Submitted by adamtoner on Sat, 06/03/2017 - 21:52

Hi, this may seem like a very basic question, but it has thrown me slightly. The question regards working out the probabilities of two distributions and combining them. The way they have added the probabilities I don't get. The hints and answers booklet states the answer to be: $$\frac{0.6 ( b - 0.5 ) + 0.4 ( a - b )}{0.6b + 0.4a} = \frac{0.4a + 0.2b - 0.3}{0.6b + 0.4a}$$

Whereas I got: $$\frac{0.6 ( b - 0.5)}{b} - \frac{0.4 ( a - b )}{a}$$

There is obviously something I'm missing, but I can't find it. Thanks in advance for any help.

A link to the paper is here.

A link to the Hints and Answers document is here.

## Probability

I'll have a proper look tomorrow and get back to you!
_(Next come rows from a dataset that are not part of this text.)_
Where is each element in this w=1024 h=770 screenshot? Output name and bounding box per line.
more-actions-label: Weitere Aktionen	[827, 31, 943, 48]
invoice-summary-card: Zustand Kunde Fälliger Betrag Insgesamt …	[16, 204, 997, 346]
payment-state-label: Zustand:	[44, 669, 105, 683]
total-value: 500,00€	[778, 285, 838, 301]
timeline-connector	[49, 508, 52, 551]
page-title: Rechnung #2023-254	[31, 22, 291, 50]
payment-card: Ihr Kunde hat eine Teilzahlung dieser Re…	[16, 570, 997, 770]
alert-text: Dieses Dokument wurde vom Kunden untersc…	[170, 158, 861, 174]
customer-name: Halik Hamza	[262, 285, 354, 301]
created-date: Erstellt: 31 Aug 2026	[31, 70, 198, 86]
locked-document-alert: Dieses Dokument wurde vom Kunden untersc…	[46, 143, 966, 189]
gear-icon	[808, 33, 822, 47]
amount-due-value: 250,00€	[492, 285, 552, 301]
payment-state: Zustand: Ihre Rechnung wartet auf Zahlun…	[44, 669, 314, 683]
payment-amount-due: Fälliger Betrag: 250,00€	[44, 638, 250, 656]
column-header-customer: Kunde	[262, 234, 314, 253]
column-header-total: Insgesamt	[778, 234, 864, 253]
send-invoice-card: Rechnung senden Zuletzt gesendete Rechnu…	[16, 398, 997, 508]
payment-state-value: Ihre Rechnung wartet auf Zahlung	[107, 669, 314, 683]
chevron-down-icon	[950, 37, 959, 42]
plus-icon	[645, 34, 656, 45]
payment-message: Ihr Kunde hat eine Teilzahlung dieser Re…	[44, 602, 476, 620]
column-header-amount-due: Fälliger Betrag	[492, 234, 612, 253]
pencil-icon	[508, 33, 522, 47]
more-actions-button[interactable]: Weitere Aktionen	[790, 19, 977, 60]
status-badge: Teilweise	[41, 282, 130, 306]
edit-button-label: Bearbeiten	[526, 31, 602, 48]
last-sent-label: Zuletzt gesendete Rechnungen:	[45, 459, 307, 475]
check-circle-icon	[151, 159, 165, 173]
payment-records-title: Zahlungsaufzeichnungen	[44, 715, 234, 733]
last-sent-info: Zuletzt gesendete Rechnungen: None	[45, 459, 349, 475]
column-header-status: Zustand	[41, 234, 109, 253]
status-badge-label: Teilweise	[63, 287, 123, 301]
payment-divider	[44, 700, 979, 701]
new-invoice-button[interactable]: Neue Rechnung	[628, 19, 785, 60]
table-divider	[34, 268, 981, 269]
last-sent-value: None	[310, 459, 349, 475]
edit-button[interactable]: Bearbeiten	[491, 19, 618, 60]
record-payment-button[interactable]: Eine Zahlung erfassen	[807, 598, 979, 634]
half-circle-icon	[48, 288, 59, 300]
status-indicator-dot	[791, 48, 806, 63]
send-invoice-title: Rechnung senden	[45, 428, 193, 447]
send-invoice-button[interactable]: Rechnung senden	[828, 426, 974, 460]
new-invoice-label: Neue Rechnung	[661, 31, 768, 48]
## Conditional probability

You are being asked to find the probability that the bottle contains

more than!500 mlgiven thatit contains less than 505 ml.Bayes theorem gives us:

\[

P(A|B) = \frac{P(A \cap B)}{P(B)}

\]

So:

\[

P(\text{more than 500} | \text{less than 505}) \\

= \frac{P(\text{more than 500 AND less than 505})}{P(\text{less than 505})}\\

= \frac{P(500 \lt \text{amount} \lt 505)}{P(\text{less than 505})}\\

=\frac{P(\text{skimmed and } 500 \lt \text{amount} \lt 505)+P(\text{full fat and } 500 \lt \text{amount} \lt 505)}{P(\text{skimmed and less than 505})+P(\text{full fat and less than 505})}\\

=\frac{0.6 \times P(\mu \lt X_1 \lt \mu + \tfrac 1 2 \sigma)+ 0.4 \times P( \mu + \tfrac 1 2 \sigma \lt X_2 \lt \mu +\sigma)}{0.6 \times P(X_1 \lt \mu + \tfrac 1 2 \sigma)+ 0.4 \times P(X_2 \lt \mu +\sigma)}\\

=\frac {0.6(b-0.5)+0.4(a-b)}{0.6b+0.4a}

\]

Hope that's clear, please ask if there are any bits you want clarified.

## Ah I see now. What an

Ah I see now. What an oversight, thanks so much for helping to clear that up!